Working for internationally renowned fashion and advertising companies, such as Universal Music, Vogue Italy and Louis Vuitton, not only provided them with the financial basis for their artistic work. Universal Music, Vogue Italy oder Louis Vuitton, ermöglichten ihnen nicht nur die finanzielle Grundlage für ihr künstlerisches Schaffen. They also gave them an insight into a world of beauty and aesthetics, but also a world of superficial appearances and structural abuse.
In this way, the complex and sensitive topic of violence found its way into the artistic work of the artist couple. On a social, structural and political level, they explore traces of violence that shape history and the present, for example in the form of exclusion, resistance or exploitation.
A key moment was their encounter with French film director Claude Lanzmann in 2008. This encounter reinforced the artists’ belief that everyone must not only deal with their own individual memories, but also with collective memory and the cultural past. After all, memories are all we have.
But how can or should photography depict personal memory or collective memory? What can or should photography achieve in this context in an age of technical reproducibility, medialization and digitalization?
Photography is more than capturing fleeting moments, more than the technical reproduction or pure depiction of reality. Photography is able to depict several realities, places and times simultaneously. And it can capture the immaterial or make the distorted visible, such as emotions, feelings, but also traces of history and memories.
The works of Beth and Oelscher make this clear and, in addition to their technical skills and artistic finesse, demonstrate a direct and unobstructed view. Their examination of memory in the form of the depiction of places or people, for example, initially appears factual and objective. It is a sensitive and unobtrusive perception that is characteristic of both of them. However, this is precisely where the strength of their works lies. They do not impose themselves on the viewer, but give them the opportunity to remain on the surface at first and then to venture into the depths of what is depicted on their own initiative in order to continue to deal with the traces of fragmented reality and violence contained therein.
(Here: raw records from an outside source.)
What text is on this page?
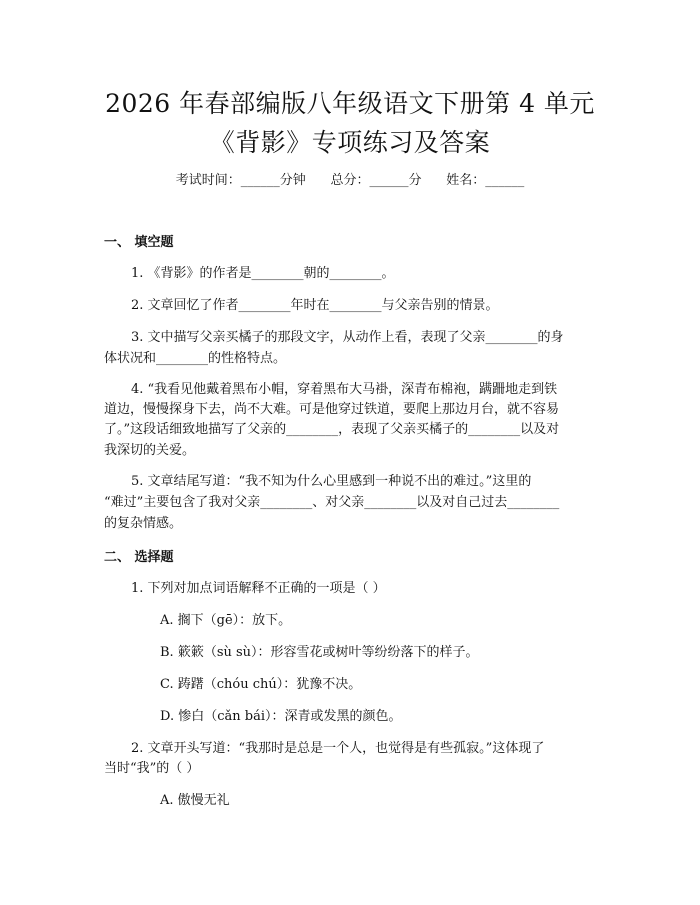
2026 年春部编版八年级语文下册第 4 单元
《背影》专项练习及答案
考试时间：______分钟      总分：______分      姓名：______
一、 填空题
1. 《背影》的作者是________朝的________。
2. 文章回忆了作者________年时在________与父亲告别的情景。
3. 文中描写父亲买橘子的那段文字，从动作上看，表现了父亲________的身
体状况和________的性格特点。
4. “我看见他戴着黑布小帽，穿着黑布大马褂，深青布棉袍，蹒跚地走到铁
道边，慢慢探身下去，尚不大难。可是他穿过铁道，要爬上那边月台，就不容易
了。”这段话细致地描写了父亲的________，表现了父亲买橘子的________以及对
我深切的关爱。
5. 文章结尾写道：“我不知为什么心里感到一种说不出的难过。”这里的
“难过”主要包含了我对父亲________、对父亲________以及对自己过去________
的复杂情感。
二、 选择题
1. 下列对加点词语解释不正确的一项是（ ）
A. 搁下（gē）：放下。
B. 簌簌（sù sù）：形容雪花或树叶等纷纷落下的样子。
C. 踌躇（chóu chú）：犹豫不决。
D. 惨白（cǎn bái）：深青或发黑的颜色。
2. 文章开头写道：“我那时是总是一个人，也觉得是有些孤寂。”这体现了
当时“我”的（ ）
A. 傲慢无礼
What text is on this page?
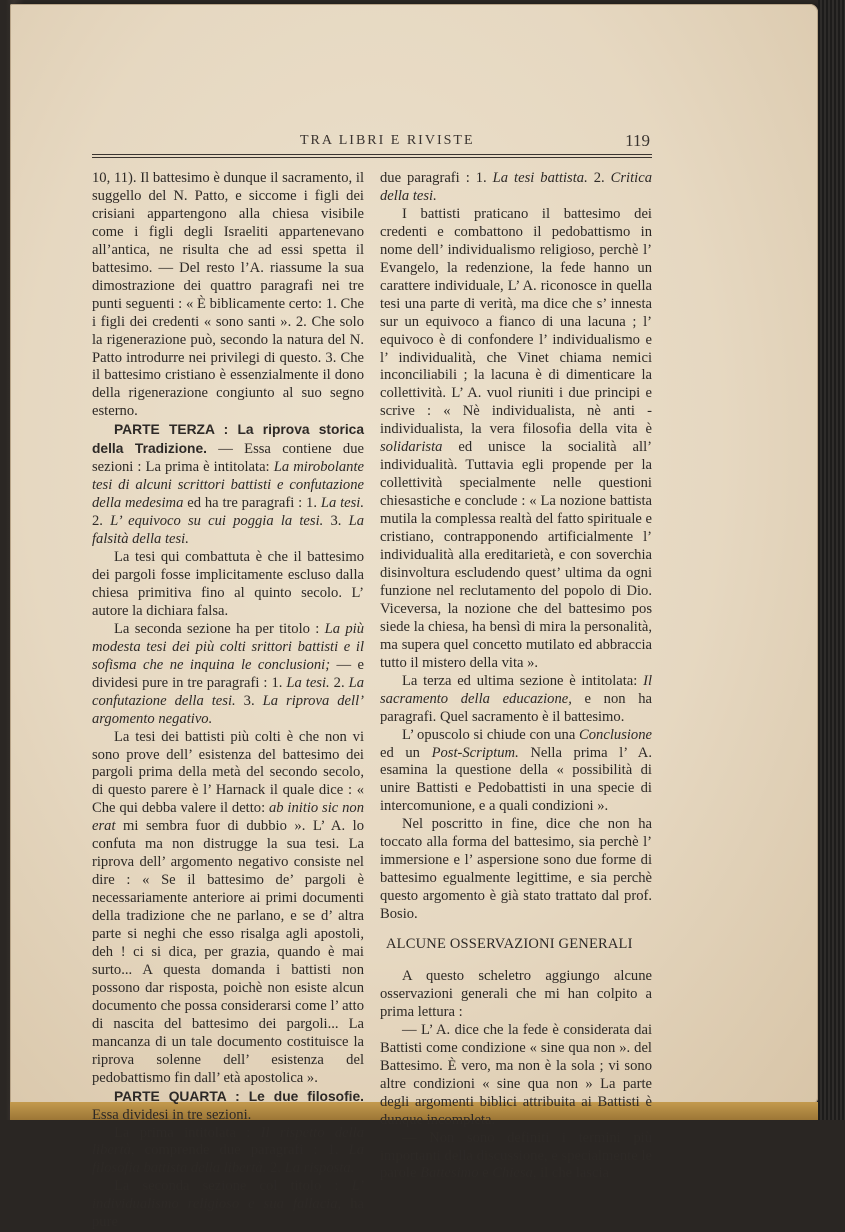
TRA LIBRI E RIVISTE	119

10, 11). Il battesimo è dunque il sacramento, il suggello del N. Patto, e siccome i figli dei crisiani appartengono alla chiesa visibile come i figli degli Israeliti appartenevano all’antica, ne risulta che ad essi spetta il battesimo. — Del resto l’A. riassume la sua dimostrazione dei quattro paragrafi nei tre punti seguenti : « È biblicamente certo: 1. Che i figli dei credenti « sono santi ». 2. Che solo la rigenerazione può, secondo la natura del N. Patto introdurre nei privilegi di questo. 3. Che il battesimo cristiano è essenzialmente il dono della rigenerazione congiunto al suo segno esterno.

PARTE TERZA : La riprova storica della Tradizione. — Essa contiene due sezioni : La prima è intitolata: La mirobolante tesi di alcuni scrittori battisti e confutazione della medesima ed ha tre paragrafi : 1. La tesi. 2. L’ equivoco su cui poggia la tesi. 3. La falsità della tesi.

La tesi qui combattuta è che il battesimo dei pargoli fosse implicitamente escluso dalla chiesa primitiva fino al quinto secolo. L’ autore la dichiara falsa.

La seconda sezione ha per titolo : La più modesta tesi dei più colti srittori battisti e il sofisma che ne inquina le conclusioni; — e dividesi pure in tre paragrafi : 1. La tesi. 2. La confutazione della tesi. 3. La riprova dell’ argomento negativo.

La tesi dei battisti più colti è che non vi sono prove dell’ esistenza del battesimo dei pargoli prima della metà del secondo secolo, di questo parere è l’ Harnack il quale dice : « Che qui debba valere il detto: ab initio sic non erat mi sembra fuor di dubbio ». L’ A. lo confuta ma non distrugge la sua tesi. La riprova dell’ argomento negativo consiste nel dire : « Se il battesimo de’ pargoli è necessariamente anteriore ai primi documenti della tradizione che ne parlano, e se d’ altra parte si neghi che esso risalga agli apostoli, deh ! ci si dica, per grazia, quando è mai surto... A questa domanda i battisti non possono dar risposta, poichè non esiste alcun documento che possa considerarsi come l’ atto di nascita del battesimo dei pargoli... La mancanza di un tale documento costituisce la riprova solenne dell’ esistenza del pedobattismo fin dall’ età apostolica ».

PARTE QUARTA : Le due filosofie. Essa dividesi in tre sezioni.

La prima intitolata : Il rispetto della libertà, comprende due paragrafi : 1. La filosofia battista della libertà. 2. La risposta.

La seconda sezione col titolo : L’ individualismo religioso e sua fallacia, ha pure

due paragrafi : 1. La tesi battista. 2. Critica della tesi.

I battisti praticano il battesimo dei credenti e combattono il pedobattismo in nome dell’ individualismo religioso, perchè l’ Evangelo, la redenzione, la fede hanno un carattere individuale, L’ A. riconosce in quella tesi una parte di verità, ma dice che s’ innesta sur un equivoco a fianco di una lacuna ; l’ equivoco è di confondere l’ individualismo e l’ individualità, che Vinet chiama nemici inconciliabili ; la lacuna è di dimenticare la collettività. L’ A. vuol riuniti i due principi e scrive : « Nè individualista, nè anti - individualista, la vera filosofia della vita è solidarista ed unisce la socialità all’ individualità. Tuttavia egli propende per la collettività specialmente nelle questioni chiesastiche e conclude : « La nozione battista mutila la complessa realtà del fatto spirituale e cristiano, contrapponendo artificialmente l’ individualità alla ereditarietà, e con soverchia disinvoltura escludendo quest’ ultima da ogni funzione nel reclutamento del popolo di Dio. Viceversa, la nozione che del battesimo pos siede la chiesa, ha bensì di mira la personalità, ma supera quel concetto mutilato ed abbraccia tutto il mistero della vita ».

La terza ed ultima sezione è intitolata: Il sacramento della educazione, e non ha paragrafi. Quel sacramento è il battesimo.

L’ opuscolo si chiude con una Conclusione ed un Post-Scriptum. Nella prima l’ A. esamina la questione della « possibilità di unire Battisti e Pedobattisti in una specie di intercomunione, e a quali condizioni ».

Nel poscritto in fine, dice che non ha toccato alla forma del battesimo, sia perchè l’ immersione e l’ aspersione sono due forme di battesimo egualmente legittime, e sia perchè questo argomento è già stato trattato dal prof. Bosio.

ALCUNE OSSERVAZIONI GENERALI

A questo scheletro aggiungo alcune osservazioni generali che mi han colpito a prima lettura :

— L’ A. dice che la fede è considerata dai Battisti come condizione « sine qua non ». del Battesimo. È vero, ma non è la sola ; vi sono altre condizioni « sine qua non » La parte degli argomenti biblici attribuita ai Battisti è dunque incompleta.

— Non sono definiti i termini più importanti della discussione, e specialmente le parole Battesimo e Chiesa, il che lascia
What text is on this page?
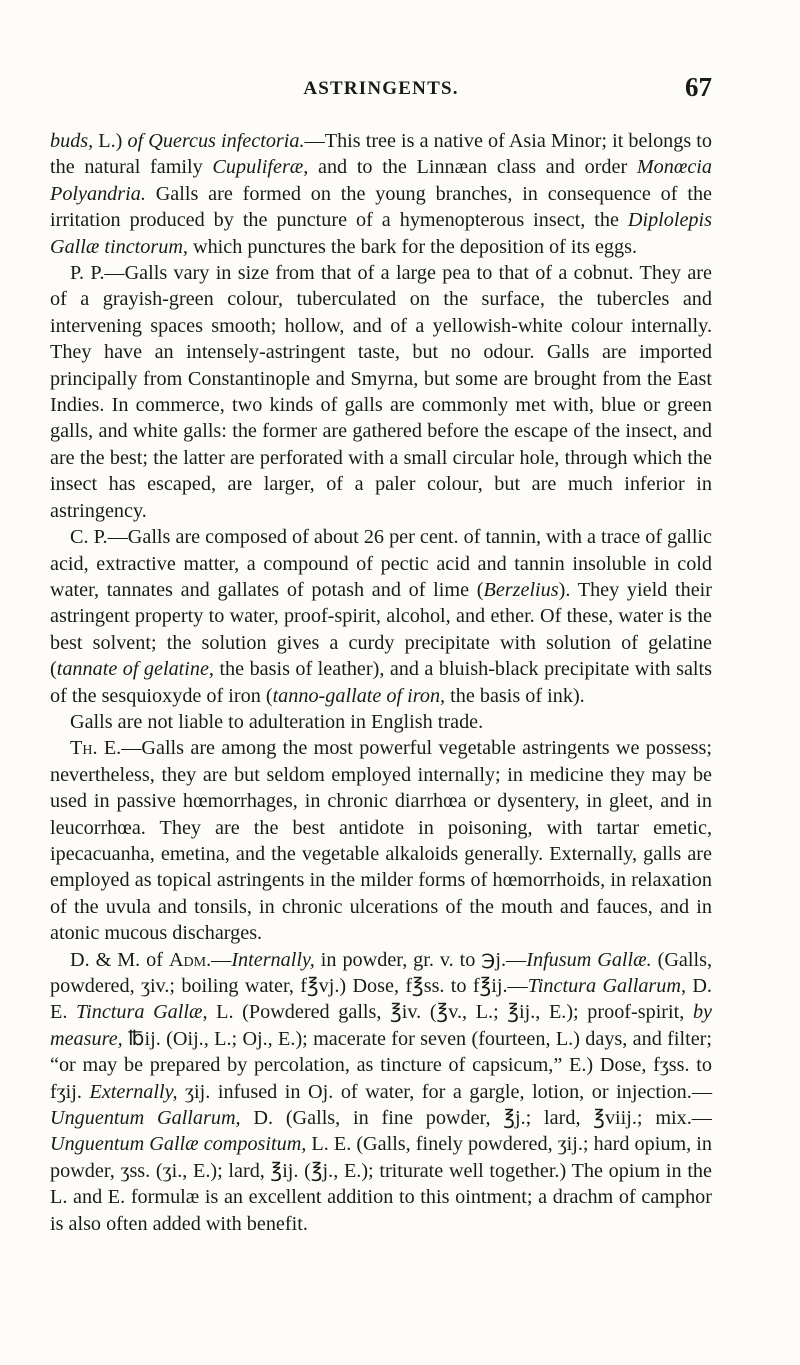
ASTRINGENTS.	67

buds, L.) of Quercus infectoria.—This tree is a native of Asia Minor; it belongs to the natural family Cupuliferæ, and to the Linnæan class and order Monœcia Polyandria. Galls are formed on the young branches, in consequence of the irritation produced by the puncture of a hymenopterous insect, the Diplolepis Gallæ tinctorum, which punctures the bark for the deposition of its eggs.

P. P.—Galls vary in size from that of a large pea to that of a cobnut. They are of a grayish-green colour, tuberculated on the surface, the tubercles and intervening spaces smooth; hollow, and of a yellowish-white colour internally. They have an intensely-astringent taste, but no odour. Galls are imported principally from Constantinople and Smyrna, but some are brought from the East Indies. In commerce, two kinds of galls are commonly met with, blue or green galls, and white galls: the former are gathered before the escape of the insect, and are the best; the latter are perforated with a small circular hole, through which the insect has escaped, are larger, of a paler colour, but are much inferior in astringency.

C. P.—Galls are composed of about 26 per cent. of tannin, with a trace of gallic acid, extractive matter, a compound of pectic acid and tannin insoluble in cold water, tannates and gallates of potash and of lime (Berzelius). They yield their astringent property to water, proof-spirit, alcohol, and ether. Of these, water is the best solvent; the solution gives a curdy precipitate with solution of gelatine (tannate of gelatine, the basis of leather), and a bluish-black precipitate with salts of the sesquioxyde of iron (tanno-gallate of iron, the basis of ink).

Galls are not liable to adulteration in English trade.

Th. E.—Galls are among the most powerful vegetable astringents we possess; nevertheless, they are but seldom employed internally; in medicine they may be used in passive hœmorrhages, in chronic diarrhœa or dysentery, in gleet, and in leucorrhœa. They are the best antidote in poisoning, with tartar emetic, ipecacuanha, emetina, and the vegetable alkaloids generally. Externally, galls are employed as topical astringents in the milder forms of hœmorrhoids, in relaxation of the uvula and tonsils, in chronic ulcerations of the mouth and fauces, and in atonic mucous discharges.

D. & M. of Adm.—Internally, in powder, gr. v. to ℈j.—Infusum Gallæ. (Galls, powdered, ʒiv.; boiling water, f℥vj.) Dose, f℥ss. to f℥ij.—Tinctura Gallarum, D. E. Tinctura Gallæ, L. (Powdered galls, ℥iv. (℥v., L.; ℥ij., E.); proof-spirit, by measure, ℔ij. (Oij., L.; Oj., E.); macerate for seven (fourteen, L.) days, and filter; “or may be prepared by percolation, as tincture of capsicum,” E.) Dose, fʒss. to fʒij. Externally, ʒij. infused in Oj. of water, for a gargle, lotion, or injection.—Unguentum Gallarum, D. (Galls, in fine powder, ℥j.; lard, ℥viij.; mix.—Unguentum Gallæ compositum, L. E. (Galls, finely powdered, ʒij.; hard opium, in powder, ʒss. (ʒi., E.); lard, ℥ij. (℥j., E.); triturate well together.) The opium in the L. and E. formulæ is an excellent addition to this ointment; a drachm of camphor is also often added with benefit.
Beth and Oelscher are able to show that the greatest strength lies in people’s greatest vulnerability and their worst memories. They also make it clear that every form of violence and anti-Semitism is rejected by recognizing, naming and addressing the phenomenon.
Looking at the world in a new way, pointing out the obvious, uncovering the hidden.
The artist couple have set themselves this task.
After all, memories are all we have.